La liberté de la presse n'a pas besoin d'Anonymous Belgium

© Capture d'écran Youtube

"Peuple de Belgique, nous sommes Anonymous. Opération guérilla en date de ce mardi 13 octobre", annonce un homme masqué se présentant comme membre du groupe de hackers Anonymous Belgium, dans une vidéo postée sur le site YouTube. "Nous nous en sommes pris au site du SPF Intérieur", ajoute l'homme en question qui affirme agir par "légitime défense envers les revenus précaires qui se font attaquer à coup de taxes de la part du gouvernement" "De plus", ajoute Anonymous Belgium, "nous ne pouvons pas accepter que la presse soit intimidée par un simple porte-parole du gouvernement (...) M. Cauderlier, si cela venait à se reproduire, nous nous en prendrons directement à vous sur le web", menace le groupe de hackers. Le SPF Intérieur a confirmé dans un communiqué que son site internet était indisponible mardi matin. "Nous avons constaté ce mardi 13 octobre 2015, entre 9h20 et 11h10, que le site web du SPF Intérieur a été momentanément indisponible.

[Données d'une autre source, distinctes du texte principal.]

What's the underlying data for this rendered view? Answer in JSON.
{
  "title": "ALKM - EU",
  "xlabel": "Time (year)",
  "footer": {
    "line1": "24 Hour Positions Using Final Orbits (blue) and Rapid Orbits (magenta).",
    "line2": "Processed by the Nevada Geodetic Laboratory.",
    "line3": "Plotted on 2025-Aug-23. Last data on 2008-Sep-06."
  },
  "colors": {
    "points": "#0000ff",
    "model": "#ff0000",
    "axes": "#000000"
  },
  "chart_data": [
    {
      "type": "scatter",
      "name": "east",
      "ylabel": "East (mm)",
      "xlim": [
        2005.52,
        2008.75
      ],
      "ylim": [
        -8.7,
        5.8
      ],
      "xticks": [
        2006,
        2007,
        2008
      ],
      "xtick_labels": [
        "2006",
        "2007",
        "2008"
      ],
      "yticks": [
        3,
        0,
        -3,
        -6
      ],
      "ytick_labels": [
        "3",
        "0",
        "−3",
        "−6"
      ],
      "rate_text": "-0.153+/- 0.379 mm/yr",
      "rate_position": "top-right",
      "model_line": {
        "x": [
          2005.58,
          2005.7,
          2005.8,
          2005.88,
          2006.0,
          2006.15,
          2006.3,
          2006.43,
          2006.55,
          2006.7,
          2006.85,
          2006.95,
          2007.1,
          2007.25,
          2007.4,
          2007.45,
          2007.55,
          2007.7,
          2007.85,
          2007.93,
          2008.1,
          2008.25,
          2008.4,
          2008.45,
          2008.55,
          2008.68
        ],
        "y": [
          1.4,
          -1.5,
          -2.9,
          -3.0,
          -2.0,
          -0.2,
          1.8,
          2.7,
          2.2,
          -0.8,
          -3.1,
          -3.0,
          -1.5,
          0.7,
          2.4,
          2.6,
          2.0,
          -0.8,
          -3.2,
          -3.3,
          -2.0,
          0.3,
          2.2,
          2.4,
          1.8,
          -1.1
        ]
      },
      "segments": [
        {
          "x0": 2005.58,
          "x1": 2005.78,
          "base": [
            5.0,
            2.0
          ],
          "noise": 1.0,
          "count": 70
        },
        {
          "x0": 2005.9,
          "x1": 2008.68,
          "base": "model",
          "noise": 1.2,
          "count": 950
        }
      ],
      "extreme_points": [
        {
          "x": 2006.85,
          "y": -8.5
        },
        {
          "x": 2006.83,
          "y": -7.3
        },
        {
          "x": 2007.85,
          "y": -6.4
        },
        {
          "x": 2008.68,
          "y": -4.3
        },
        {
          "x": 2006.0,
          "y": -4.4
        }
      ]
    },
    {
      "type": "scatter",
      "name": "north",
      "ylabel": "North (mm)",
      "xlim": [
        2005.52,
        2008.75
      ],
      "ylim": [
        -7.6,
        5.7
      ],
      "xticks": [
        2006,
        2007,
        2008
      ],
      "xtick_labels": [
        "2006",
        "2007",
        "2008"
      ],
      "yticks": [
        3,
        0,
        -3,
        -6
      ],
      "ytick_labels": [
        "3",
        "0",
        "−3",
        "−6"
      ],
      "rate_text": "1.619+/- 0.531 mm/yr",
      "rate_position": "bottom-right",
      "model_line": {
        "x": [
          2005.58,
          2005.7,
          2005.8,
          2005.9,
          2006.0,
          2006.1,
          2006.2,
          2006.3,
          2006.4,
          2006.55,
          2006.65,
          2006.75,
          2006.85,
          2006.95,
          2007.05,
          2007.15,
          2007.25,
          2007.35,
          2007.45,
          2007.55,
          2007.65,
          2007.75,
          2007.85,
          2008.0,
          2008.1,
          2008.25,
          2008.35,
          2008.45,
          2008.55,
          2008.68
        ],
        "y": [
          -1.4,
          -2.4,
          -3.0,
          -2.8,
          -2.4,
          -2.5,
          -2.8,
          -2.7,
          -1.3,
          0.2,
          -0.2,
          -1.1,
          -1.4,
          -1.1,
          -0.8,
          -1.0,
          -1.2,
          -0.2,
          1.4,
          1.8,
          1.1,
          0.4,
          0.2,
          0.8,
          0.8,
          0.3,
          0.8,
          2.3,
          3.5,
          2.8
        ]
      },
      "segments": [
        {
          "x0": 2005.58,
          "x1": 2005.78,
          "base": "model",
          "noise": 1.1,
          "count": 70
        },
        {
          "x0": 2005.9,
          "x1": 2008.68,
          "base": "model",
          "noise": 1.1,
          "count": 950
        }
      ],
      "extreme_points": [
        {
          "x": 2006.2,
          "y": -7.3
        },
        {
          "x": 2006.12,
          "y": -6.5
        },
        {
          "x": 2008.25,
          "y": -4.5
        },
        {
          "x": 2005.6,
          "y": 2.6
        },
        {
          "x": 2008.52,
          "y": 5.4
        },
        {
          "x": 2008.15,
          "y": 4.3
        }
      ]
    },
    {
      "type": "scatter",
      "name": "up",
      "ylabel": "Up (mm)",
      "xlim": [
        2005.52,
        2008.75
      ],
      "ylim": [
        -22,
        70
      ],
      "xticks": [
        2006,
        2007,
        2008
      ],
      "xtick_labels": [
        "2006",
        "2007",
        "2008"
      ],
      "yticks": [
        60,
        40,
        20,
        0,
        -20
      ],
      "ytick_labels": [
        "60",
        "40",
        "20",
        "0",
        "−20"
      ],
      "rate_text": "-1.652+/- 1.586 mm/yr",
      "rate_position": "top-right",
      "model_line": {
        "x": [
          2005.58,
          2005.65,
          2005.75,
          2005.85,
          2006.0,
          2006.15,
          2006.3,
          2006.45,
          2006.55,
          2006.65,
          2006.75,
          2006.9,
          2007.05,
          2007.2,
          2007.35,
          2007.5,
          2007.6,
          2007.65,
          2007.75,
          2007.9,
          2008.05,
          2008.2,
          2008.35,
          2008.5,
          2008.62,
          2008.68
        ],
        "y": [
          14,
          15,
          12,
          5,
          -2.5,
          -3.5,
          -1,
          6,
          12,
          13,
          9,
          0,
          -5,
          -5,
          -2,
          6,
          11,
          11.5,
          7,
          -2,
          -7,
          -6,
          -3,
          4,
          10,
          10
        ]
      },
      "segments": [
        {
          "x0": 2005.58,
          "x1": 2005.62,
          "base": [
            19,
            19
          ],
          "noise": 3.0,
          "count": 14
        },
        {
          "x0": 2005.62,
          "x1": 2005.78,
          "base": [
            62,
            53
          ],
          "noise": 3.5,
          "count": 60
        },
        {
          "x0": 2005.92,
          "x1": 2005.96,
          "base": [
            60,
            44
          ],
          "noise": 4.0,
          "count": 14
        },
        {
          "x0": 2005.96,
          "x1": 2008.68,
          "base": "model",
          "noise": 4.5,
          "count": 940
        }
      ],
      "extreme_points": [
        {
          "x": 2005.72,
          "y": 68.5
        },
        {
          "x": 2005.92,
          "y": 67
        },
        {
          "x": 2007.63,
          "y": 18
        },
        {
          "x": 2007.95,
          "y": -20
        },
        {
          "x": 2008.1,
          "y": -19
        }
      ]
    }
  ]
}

Anonymous Belgium manque décidément de têtes pensantes

Complètement immatures, sans réelles revendications, les nouvelles attaques d'Anonymous Belgium prouvent que le collectif, si c'est bien lui qui se cache derrière ces nouvelles attaques, manque décidément de têtes pensantes. En quoi le blocage de ces différents sites sert-il les causes défendues par les "pirates"? On a beau chercher, on ne trouve pas de réponse à cette simple question.

Quant à la prétendue défense de la liberté de la presse, il est étonnant que les membres d'Anonymous Belgium ne se rendent pas compte qu'ils agissent eux-mêmes en censeurs en n'autorisant pas une parole différente de la leur. Plus grave, ils en arrivent à menacer directement une personne, en l'occurrence M. Cauderlier, le porte-parole de Charles Michel. Or, sans vraiment être en accord avec la forme utilisée par celui-ci et ses menaces, on constate que dans l'affaire "7 à la Une RTBF - Cabinet Michel", M. Cauderlier n'a fait que son boulot. En l'occurrence, rappeler les règles et le protocole qui entourent les visites de certains chefs d'État. Ne pas pouvoir poser de question après l'allocution d'un chef d'État est chose courante, et personne n'oblige les journalistes à assister à ce genre d'événements qu'ils peuvent même - suprême pouvoir- ignorer et ne pas répercuter dans leur média.

Si les membres du collectif Anonymous Belgium souhaitent vraiment aider la presse à rester libre, qu'ils se penchent sur les difficultés rencontrées par celle-ci au lieu de réagir émotionnellement à une escarmouche relativement commune pour un reporter. En Belgique, la liberté de parole est encore assurée pour les journalistes. Ce qui l'est moins, c'est son indépendance économique. Et ce problème-là, on ne se résout pas en lançant des attaques sur quelques sites au nom d'une morale commune qu'on est finalement les seuls à porter.